The pattern combinations are not new patterns. They are two patterns from this list, layered together.
If you understand each pattern individually, the combinations come more naturally.
How to Study These Patterns
Three actions to take if you are working through this list during interview prep.
Action 1: Solve 5 to 10 problems per pattern, not 50. Volume per pattern is less important than pattern coverage. A candidate who has solved 10 problems on each of the 20 patterns is better prepared than a candidate who has solved 200 problems all on the top 3 patterns.
Action 2: Annotate each solved problem with the pattern. After solving a problem, write down which pattern (or combination) it used, what the signal in the problem statement was, and what the time and space complexity ended up being. This builds the pattern-recognition reflex.
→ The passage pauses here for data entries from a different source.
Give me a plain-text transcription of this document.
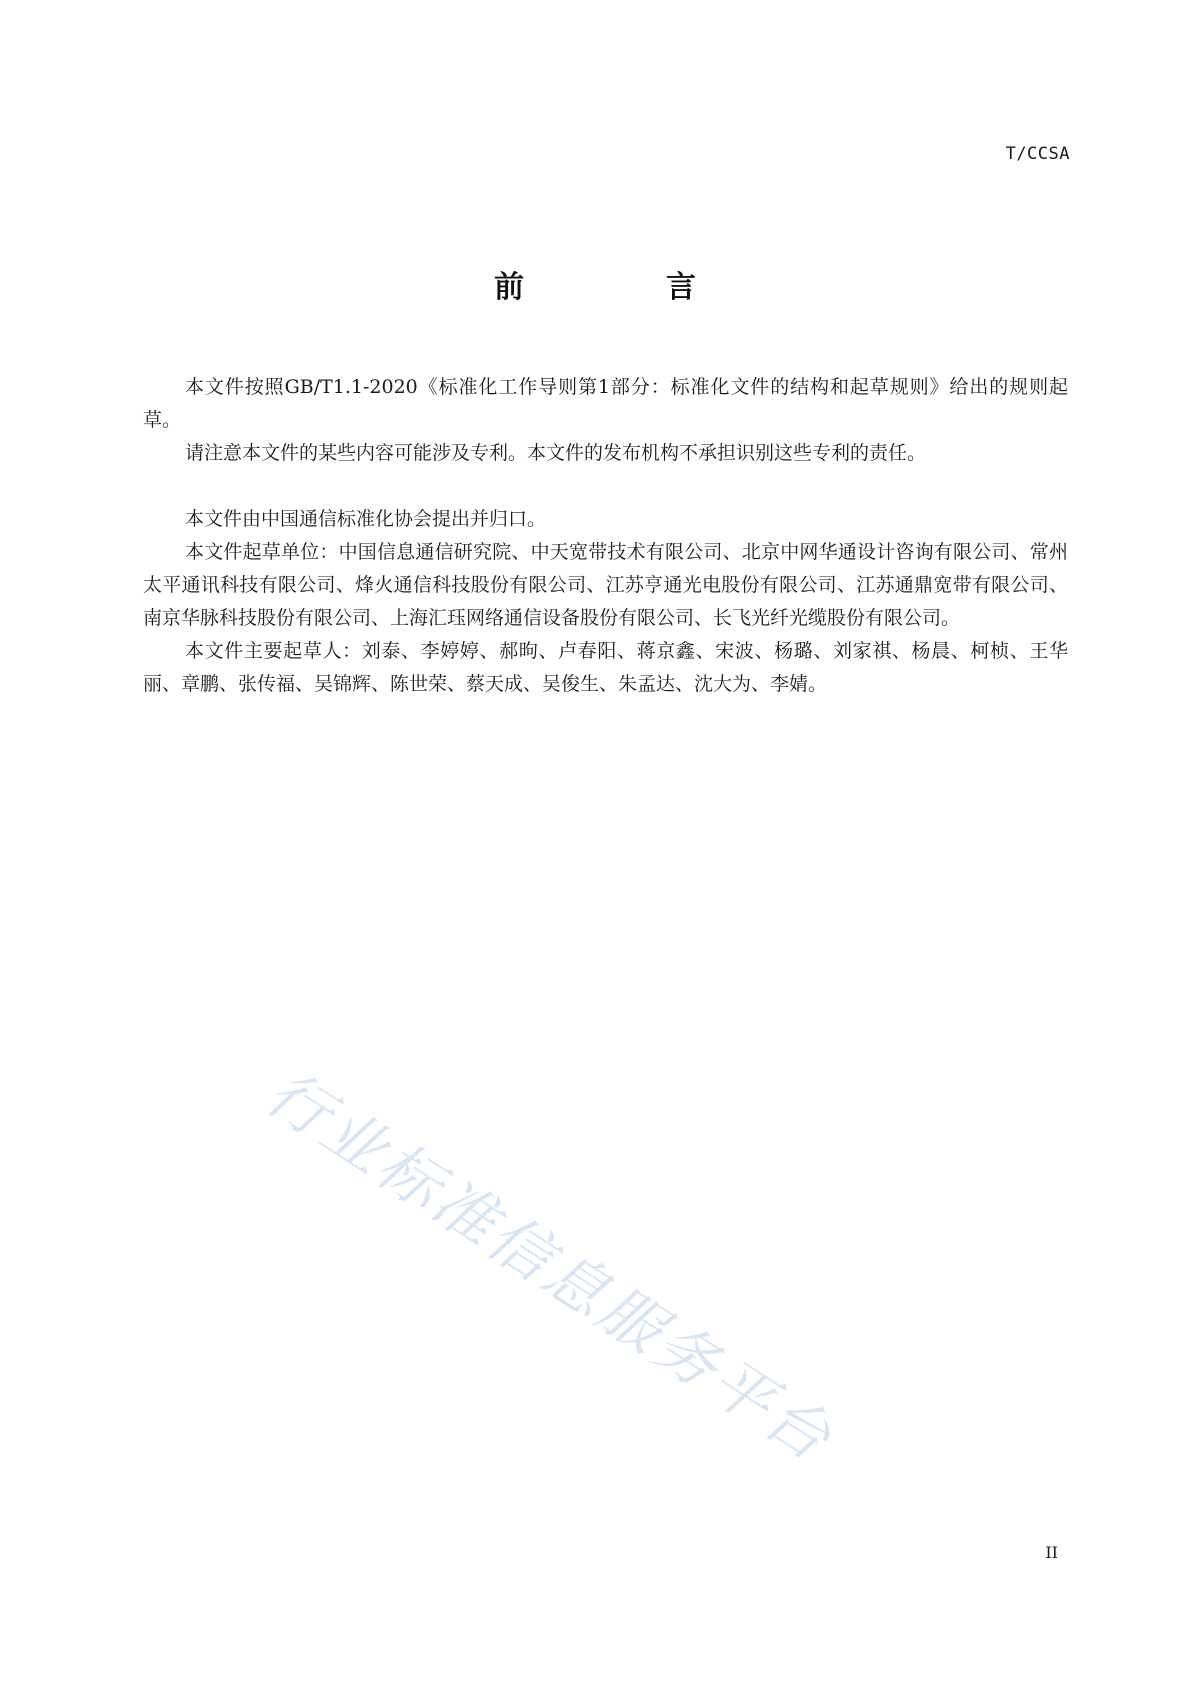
T/CCSA
前　言

本文件按照GB/T1.1-2020《标准化工作导则第1部分：标准化文件的结构和起草规则》给出的规则起草。

请注意本文件的某些内容可能涉及专利。本文件的发布机构不承担识别这些专利的责任。

本文件由中国通信标准化协会提出并归口。

本文件起草单位：中国信息通信研究院、中天宽带技术有限公司、北京中网华通设计咨询有限公司、常州太平通讯科技有限公司、烽火通信科技股份有限公司、江苏亨通光电股份有限公司、江苏通鼎宽带有限公司、南京华脉科技股份有限公司、上海汇珏网络通信设备股份有限公司、长飞光纤光缆股份有限公司。

本文件主要起草人：刘泰、李婷婷、郝昫、卢春阳、蒋京鑫、宋波、杨璐、刘家祺、杨晨、柯桢、王华丽、章鹏、张传福、吴锦辉、陈世荣、蔡天成、吴俊生、朱孟达、沈大为、李婧。

行业标准信息服务平台
II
Action 3: When you encounter a new problem, force yourself to identify the pattern before coding. Even if you are alone. The reflex of pattern recognition under time pressure is what separates candidates who solve unfamiliar problems from candidates who freeze.
The candidates who get FAANG offers in 2026 are not the ones with the most LeetCode problems solved. They are the ones who can pattern-match a new problem within 60 seconds and start solving with confidence.
The 20 patterns above are the alphabet. Solving problems is how you learn to read.